El resultado, a su juicio, es una dispersión que no equivale a pluralismo político genuino: «Hay mucha pluralidad, mucha heterogeneidad, y no hay lazos políticos entre las organizaciones que han llegado al poder. Creo que, en el país, hasta ahora, lo que ha habido simplemente han sido proyectos electorales”.
Derrumbe hegemónico
Saavedra lee el mismo fenómeno con una metáfora más dramática. «El derrumbe hegemónico», lo llama. «Ha sido un derrumbe en las nacionales y en la pérdida del poder territorial luego. Muy complejo para el masismo. Todo lo que conocíamos como hegemonía política ha terminado derrumbándose y ha dejado un vacío muy grande en la política nacional”, observa. Ese vacío, agrega, no fue llenado por la oposición. «Uno de los otros problemas que tuvo el bloque opositor es que giraba mucho en torno a los errores que el MAS cometía, pero no logró construir una propuesta propia”.
Las elecciones subnacionales de marzo de 2026 ratificaron esa lectura con datos contundentes: de las 181 siglas que participaron en todo el país —un 34% más que en 2021—, la aplastante mayoría quedó sin gravitación real. La derecha ganó seis de las nueve gobernaciones, pero sin que ningún partido se consolidara como referente nacional. El campo popular se impuso en más de 160 municipios, pero también disperso bajo múltiples banderas. El gobierno de Paz, que había apostado a mucho, cosechó apenas dos gobernaciones.
La erosión del debate público
Detrás de la dispersión electoral hay una historia más larga: la del vaciamiento progresivo del debate político boliviano. Valverde la traza con precisión. «Se ha degradado y ya tocamos fondo varias veces. No ha habido una reconstrucción de las instituciones políticas, ni del diálogo político, ni del argumento político. Es la fuerza bruta, es el argumento polarizante”, lo que se impone.

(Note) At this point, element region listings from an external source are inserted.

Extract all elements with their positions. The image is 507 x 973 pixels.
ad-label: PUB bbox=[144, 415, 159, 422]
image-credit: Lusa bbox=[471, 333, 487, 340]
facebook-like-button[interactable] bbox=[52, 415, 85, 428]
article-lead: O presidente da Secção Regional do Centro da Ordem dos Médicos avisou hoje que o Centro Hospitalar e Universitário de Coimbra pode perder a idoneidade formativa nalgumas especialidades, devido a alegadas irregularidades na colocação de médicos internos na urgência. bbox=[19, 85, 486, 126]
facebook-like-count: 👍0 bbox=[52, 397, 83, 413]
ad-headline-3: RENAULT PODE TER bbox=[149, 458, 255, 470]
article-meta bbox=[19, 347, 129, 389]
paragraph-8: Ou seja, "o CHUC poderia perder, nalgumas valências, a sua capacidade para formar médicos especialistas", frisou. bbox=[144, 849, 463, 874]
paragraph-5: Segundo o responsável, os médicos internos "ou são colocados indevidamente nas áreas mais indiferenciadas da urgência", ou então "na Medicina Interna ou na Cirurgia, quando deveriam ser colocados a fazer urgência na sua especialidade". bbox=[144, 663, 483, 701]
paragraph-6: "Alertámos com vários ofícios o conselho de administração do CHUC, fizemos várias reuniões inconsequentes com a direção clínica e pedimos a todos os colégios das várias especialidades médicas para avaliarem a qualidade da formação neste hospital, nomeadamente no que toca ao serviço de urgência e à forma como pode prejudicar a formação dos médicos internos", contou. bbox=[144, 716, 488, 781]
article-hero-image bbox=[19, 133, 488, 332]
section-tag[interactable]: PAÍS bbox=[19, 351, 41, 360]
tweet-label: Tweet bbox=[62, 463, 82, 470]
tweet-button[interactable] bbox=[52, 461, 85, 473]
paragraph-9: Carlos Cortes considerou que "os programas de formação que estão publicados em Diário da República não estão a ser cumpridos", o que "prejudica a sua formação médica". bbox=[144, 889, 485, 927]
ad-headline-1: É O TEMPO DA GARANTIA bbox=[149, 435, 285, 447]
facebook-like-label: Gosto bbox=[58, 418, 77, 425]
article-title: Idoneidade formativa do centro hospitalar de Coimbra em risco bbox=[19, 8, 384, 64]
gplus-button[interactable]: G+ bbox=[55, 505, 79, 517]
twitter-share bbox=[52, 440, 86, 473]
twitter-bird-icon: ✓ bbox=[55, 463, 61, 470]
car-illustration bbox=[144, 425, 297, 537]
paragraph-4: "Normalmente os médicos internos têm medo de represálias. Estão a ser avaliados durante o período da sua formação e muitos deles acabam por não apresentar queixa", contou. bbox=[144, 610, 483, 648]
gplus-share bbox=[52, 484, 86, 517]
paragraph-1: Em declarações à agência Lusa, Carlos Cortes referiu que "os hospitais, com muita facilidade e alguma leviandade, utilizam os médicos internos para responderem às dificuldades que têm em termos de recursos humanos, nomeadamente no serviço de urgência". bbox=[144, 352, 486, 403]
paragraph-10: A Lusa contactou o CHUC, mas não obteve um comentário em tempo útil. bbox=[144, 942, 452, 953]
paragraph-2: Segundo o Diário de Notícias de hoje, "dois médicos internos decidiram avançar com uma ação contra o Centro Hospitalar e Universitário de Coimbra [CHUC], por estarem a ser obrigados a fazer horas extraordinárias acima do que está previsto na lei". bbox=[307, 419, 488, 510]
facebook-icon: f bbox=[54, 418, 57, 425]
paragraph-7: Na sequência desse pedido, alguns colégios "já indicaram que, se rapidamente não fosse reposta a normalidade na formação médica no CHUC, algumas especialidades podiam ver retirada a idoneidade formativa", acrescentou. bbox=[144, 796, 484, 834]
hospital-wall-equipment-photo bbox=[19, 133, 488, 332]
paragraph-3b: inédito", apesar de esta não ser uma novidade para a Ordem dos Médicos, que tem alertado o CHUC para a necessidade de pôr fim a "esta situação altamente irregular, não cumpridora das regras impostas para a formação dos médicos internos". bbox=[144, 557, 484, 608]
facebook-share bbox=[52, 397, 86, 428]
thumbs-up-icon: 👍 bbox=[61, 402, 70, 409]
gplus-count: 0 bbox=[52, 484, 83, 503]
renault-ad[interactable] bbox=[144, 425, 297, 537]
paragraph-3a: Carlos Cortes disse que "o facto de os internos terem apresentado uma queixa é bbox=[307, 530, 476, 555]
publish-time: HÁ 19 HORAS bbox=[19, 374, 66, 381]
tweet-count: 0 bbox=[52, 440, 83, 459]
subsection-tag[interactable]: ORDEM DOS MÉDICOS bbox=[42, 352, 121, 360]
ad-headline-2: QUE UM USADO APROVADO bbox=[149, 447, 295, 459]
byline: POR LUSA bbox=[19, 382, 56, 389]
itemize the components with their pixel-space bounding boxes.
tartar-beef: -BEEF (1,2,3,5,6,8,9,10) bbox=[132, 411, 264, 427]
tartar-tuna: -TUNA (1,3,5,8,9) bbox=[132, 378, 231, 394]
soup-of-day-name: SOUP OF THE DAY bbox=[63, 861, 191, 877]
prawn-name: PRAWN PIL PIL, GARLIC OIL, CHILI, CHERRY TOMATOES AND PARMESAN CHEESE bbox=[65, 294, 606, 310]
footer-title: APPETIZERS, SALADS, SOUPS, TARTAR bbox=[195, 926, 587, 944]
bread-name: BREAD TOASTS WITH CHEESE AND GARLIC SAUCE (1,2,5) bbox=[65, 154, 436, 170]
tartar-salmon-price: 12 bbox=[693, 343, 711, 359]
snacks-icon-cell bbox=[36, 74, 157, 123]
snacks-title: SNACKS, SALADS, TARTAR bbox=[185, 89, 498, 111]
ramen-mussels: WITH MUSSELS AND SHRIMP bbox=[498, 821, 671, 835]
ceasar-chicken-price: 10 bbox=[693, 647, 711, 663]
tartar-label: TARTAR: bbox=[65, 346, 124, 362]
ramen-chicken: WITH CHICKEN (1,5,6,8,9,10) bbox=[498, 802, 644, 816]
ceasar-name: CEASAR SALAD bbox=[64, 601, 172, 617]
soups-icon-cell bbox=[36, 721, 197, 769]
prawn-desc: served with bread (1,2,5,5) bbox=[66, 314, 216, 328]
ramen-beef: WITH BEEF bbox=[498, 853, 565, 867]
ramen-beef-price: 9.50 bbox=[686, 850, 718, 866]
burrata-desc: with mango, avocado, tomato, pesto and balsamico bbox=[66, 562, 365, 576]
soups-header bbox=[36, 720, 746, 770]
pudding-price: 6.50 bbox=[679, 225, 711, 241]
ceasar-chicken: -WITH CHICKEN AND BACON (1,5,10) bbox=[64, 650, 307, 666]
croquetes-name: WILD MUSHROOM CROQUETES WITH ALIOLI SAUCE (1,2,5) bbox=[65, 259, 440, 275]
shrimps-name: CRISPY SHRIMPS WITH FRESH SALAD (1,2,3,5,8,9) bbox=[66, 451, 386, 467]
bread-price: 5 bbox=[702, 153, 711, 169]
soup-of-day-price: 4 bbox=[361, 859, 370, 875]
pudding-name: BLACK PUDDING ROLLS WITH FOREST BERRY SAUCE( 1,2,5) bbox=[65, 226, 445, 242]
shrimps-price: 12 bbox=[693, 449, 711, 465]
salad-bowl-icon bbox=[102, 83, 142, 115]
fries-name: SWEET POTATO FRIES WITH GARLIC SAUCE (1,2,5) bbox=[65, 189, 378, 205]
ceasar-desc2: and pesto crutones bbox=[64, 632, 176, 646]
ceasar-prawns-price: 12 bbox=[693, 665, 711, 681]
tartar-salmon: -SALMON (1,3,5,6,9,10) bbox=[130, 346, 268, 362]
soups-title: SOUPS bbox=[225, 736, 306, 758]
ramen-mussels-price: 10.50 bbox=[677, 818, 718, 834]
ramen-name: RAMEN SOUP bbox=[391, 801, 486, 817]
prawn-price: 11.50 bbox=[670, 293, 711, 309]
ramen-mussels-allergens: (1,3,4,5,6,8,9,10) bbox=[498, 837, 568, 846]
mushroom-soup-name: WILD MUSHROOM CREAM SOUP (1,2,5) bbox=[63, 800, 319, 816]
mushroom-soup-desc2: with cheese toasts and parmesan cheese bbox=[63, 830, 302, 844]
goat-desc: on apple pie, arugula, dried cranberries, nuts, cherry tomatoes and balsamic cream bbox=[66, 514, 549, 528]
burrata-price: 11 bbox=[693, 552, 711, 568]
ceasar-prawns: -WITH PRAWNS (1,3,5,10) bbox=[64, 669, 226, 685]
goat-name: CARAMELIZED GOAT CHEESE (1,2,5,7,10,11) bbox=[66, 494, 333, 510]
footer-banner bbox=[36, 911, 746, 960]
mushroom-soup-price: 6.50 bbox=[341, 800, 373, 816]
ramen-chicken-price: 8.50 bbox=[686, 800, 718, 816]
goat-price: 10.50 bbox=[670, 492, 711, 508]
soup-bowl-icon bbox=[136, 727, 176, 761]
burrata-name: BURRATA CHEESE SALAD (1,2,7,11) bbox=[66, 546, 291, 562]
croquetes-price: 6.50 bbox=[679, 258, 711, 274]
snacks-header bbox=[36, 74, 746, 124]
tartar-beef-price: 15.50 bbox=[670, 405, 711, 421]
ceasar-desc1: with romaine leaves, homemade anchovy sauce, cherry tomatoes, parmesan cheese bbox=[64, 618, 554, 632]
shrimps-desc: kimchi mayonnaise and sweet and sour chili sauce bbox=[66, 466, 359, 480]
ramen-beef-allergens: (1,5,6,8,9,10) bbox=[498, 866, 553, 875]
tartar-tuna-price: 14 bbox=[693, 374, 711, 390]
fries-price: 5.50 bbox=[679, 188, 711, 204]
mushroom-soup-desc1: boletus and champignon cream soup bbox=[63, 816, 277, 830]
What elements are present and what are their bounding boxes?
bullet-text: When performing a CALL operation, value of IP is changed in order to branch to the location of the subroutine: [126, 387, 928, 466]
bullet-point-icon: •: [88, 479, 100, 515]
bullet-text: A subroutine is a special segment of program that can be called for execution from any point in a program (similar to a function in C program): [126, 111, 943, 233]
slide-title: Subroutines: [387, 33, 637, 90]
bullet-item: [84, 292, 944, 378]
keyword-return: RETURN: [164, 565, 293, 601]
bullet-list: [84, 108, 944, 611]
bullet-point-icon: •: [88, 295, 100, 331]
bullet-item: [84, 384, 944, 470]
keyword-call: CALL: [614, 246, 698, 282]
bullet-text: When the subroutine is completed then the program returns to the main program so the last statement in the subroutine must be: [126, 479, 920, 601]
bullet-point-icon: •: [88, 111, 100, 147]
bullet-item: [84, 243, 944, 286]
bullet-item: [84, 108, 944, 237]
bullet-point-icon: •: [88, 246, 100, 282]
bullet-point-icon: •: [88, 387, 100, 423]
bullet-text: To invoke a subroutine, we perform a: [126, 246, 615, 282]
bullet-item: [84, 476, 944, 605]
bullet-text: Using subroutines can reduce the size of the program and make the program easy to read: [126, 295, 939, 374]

Saavedra sitúa el punto de quiebre en el momento en que el MAS agotó su horizonte ideológico. «Hoy día hay más consignas, pero no hay mirada de horizonte de futuro, ni en el oficialismo ni en la oposición. Todo es muy coyuntural”. El proceso fue gradual. Tras el cierre de la Asamblea Constituyente y la proclamación de la agenda del bicentenario, el debate fue perdiendo profundidad hasta reducirse a la polarización en torno a la figura de Evo Morales, empeorando luego del referéndum del 21 de febrero de 2016. «Lo de Evo fue una discusión sobre el abuso de poder. Creo que el gran error histórico del MAS fue, primero, la postulación de Evo Morales por encima del 21F; y el segundo gran error fue la disputa fratricida y la fragmentación del bloque popular», dice Saavedra.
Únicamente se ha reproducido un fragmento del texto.